Bénédicte Gastineau

Démographe au LPED

Présentez-vous ainsi que votre environnement professionnel

Je m’appelle Bénédicte Gastineau et je suis démographe à l’Institut de Recherche pour le Développement au Laboratoire-Population-Environnement de l’AMU. Le LPED est un laboratoire qui regroupe des chercheurs de disciplines très différentes : écologie, agronomie, géographie, sociologie, etc. C’est donc dans cet environnement, singulier pour un démographe, que je mène mes recherches qui portent essentiellement sur les évolutions démographiques en Afrique autour des questions de la fécondité, du genre et du lien entre environnement et population.

Quel cursus universitaire (autre) avez-vous suivi ?

Après un cursus en sociologie à l’université de Nantes puis à l’université de Paris Ouest, j’ai obtenu un doctorat de démographie.
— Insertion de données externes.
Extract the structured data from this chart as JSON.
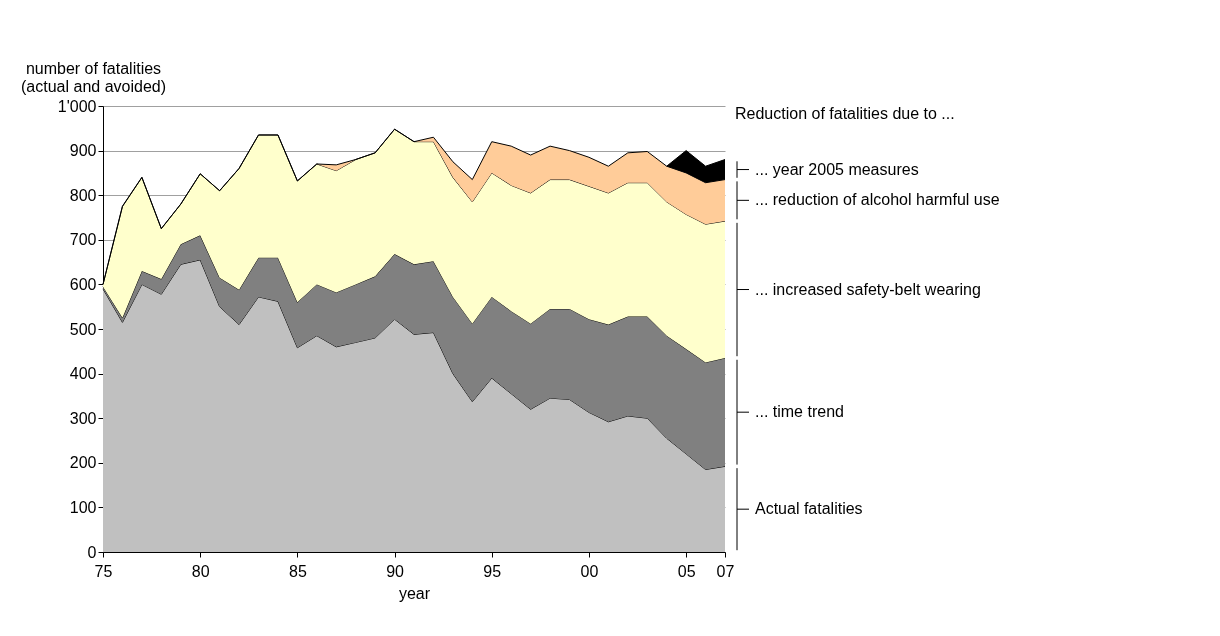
{
  "chart_data": {
    "type": "area",
    "stacked": true,
    "ylabel": "number of fatalities\n(actual and avoided)",
    "xlabel": "year",
    "legend_title": "Reduction of fatalities due to ...",
    "legend": "right",
    "grid": "y",
    "x": [
      1975,
      1976,
      1977,
      1978,
      1979,
      1980,
      1981,
      1982,
      1983,
      1984,
      1985,
      1986,
      1987,
      1988,
      1989,
      1990,
      1991,
      1992,
      1993,
      1994,
      1995,
      1996,
      1997,
      1998,
      1999,
      2000,
      2001,
      2002,
      2003,
      2004,
      2005,
      2006,
      2007
    ],
    "xlim": [
      1975,
      2007
    ],
    "xticks": [
      {
        "value": 1975,
        "label": "75"
      },
      {
        "value": 1980,
        "label": "80"
      },
      {
        "value": 1985,
        "label": "85"
      },
      {
        "value": 1990,
        "label": "90"
      },
      {
        "value": 1995,
        "label": "95"
      },
      {
        "value": 2000,
        "label": "00"
      },
      {
        "value": 2005,
        "label": "05"
      },
      {
        "value": 2007,
        "label": "07"
      }
    ],
    "ylim": [
      0,
      1000
    ],
    "yticks": [
      0,
      100,
      200,
      300,
      400,
      500,
      600,
      700,
      800,
      900,
      {
        "value": 1000,
        "label": "1'000"
      }
    ],
    "series": [
      {
        "name": "Actual fatalities",
        "color": "#c0c0c0",
        "values": [
          590,
          515,
          600,
          578,
          645,
          655,
          550,
          510,
          572,
          562,
          458,
          485,
          460,
          470,
          480,
          522,
          488,
          492,
          400,
          337,
          390,
          355,
          320,
          345,
          342,
          313,
          292,
          305,
          300,
          255,
          220,
          185,
          192
        ]
      },
      {
        "name": "... time trend",
        "color": "#808080",
        "values": [
          5,
          10,
          30,
          34,
          45,
          55,
          65,
          78,
          88,
          98,
          102,
          115,
          122,
          130,
          138,
          146,
          157,
          160,
          172,
          175,
          182,
          185,
          192,
          200,
          203,
          209,
          218,
          223,
          228,
          230,
          235,
          240,
          243
        ]
      },
      {
        "name": "... increased safety-belt wearing",
        "color": "#ffffcc",
        "values": [
          5,
          250,
          210,
          113,
          90,
          138,
          195,
          272,
          275,
          275,
          272,
          270,
          273,
          280,
          277,
          280,
          275,
          268,
          268,
          273,
          278,
          282,
          293,
          290,
          290,
          298,
          295,
          300,
          300,
          300,
          302,
          310,
          307
        ]
      },
      {
        "name": "... reduction of alcohol harmful use",
        "color": "#ffcc99",
        "values": [
          0,
          0,
          0,
          0,
          0,
          0,
          0,
          0,
          0,
          0,
          0,
          0,
          13,
          0,
          0,
          0,
          0,
          10,
          35,
          50,
          70,
          88,
          85,
          75,
          65,
          65,
          60,
          67,
          70,
          80,
          93,
          93,
          93
        ]
      },
      {
        "name": "... year 2005 measures",
        "color": "#000000",
        "values": [
          null,
          null,
          null,
          null,
          null,
          null,
          null,
          null,
          null,
          null,
          null,
          null,
          null,
          null,
          null,
          null,
          null,
          null,
          null,
          null,
          null,
          null,
          null,
          null,
          null,
          null,
          null,
          null,
          null,
          0,
          50,
          37,
          45
        ]
      }
    ]
  }
}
J’ai été recrutée ensuite à l’IRD où j’exerce depuis 2002.

Pourquoi avez-vous choisi de devenir chercheur/ingénieur ?

Je ne suis pas venue à la recherche par vocation mais presque « par hasard ». Mon cursus universitaire a été marqué par des rencontres avec des enseignants, des chercheurs qui m’ont passionnée et qui, petit à petit, m’ont emmenée vers la recherche. Je pense à Maria Cosio-Zavala (Université Paris-Ouest) qui m’a initiée à la démographie et à Michel Picouët (IRD) qui m’a accompagnée pour mes premières enquêtes dans les oasis tunisiens. Ce sont ces chercheurs et quelques autres qui m’ont donné le goût de la recherche.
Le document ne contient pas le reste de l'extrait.